Saranno Vincenti: Scott Parker

Dopo una lunga carriera da centrocampista con squadre prettamente londinesi, Scott Parker allena dal febbraio 2019 il Fulham, la sua ultima squadra da calciatore. Nonostante un inizio difficoltoso, il 39enne sta impressionando tutti per il suo carisma e per le sue idee.

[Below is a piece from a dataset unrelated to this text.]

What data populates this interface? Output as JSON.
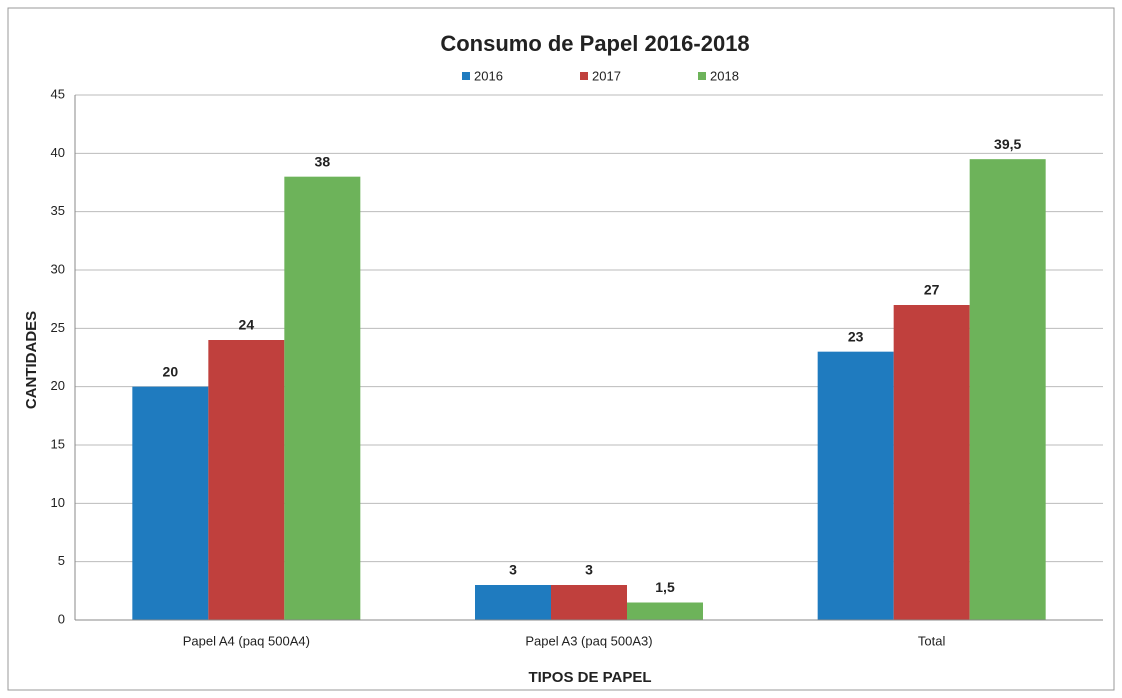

Londra non è solo la capitale dell’Inghilterra e del Regno Unito, nonché una delle città più affascinanti d’Europa, con i suoi verdeggianti prati e i suoi mastodontici monumenti. È soprattutto la capitale del football: nelle varie categorie calcistiche inglesi sono presenti ben 20 squadre londinesi, ciascuna trascinata da una tifoseria appassionata ed attaccata al proprio club. In un contesto così variegato, nel quartiere di Lambeth, il 13 ottobre del 1980 nasce Scott Matthew Parker.

Il giovane Scott s’innamora del pallone sin da subito, tanto che in occasione dei Mondiali del 1994 compare in uno spot di McDonald’s dove mostrava le sue abilità con il pallone. Ha solamente 13 anni.

Alti e bassi

Scott Parker, però, era famoso già prima di girare questo spot. Non ci pensa su a tesserarlo il Charlton Athletic, il quale lo ingaggia a soli dieci anni e lo porterà in prima squadra nel 1997. La concorrenza è folta e agguerrita, il minutaggio di Parker è scarso e così la società decide di mandarlo in prestito al Norwich, in Championship. In pochi mesi riesce a mostrare il suo talento e torna al The Valley, prendendosi la titolarità e successivamente anche la fascia di capitano.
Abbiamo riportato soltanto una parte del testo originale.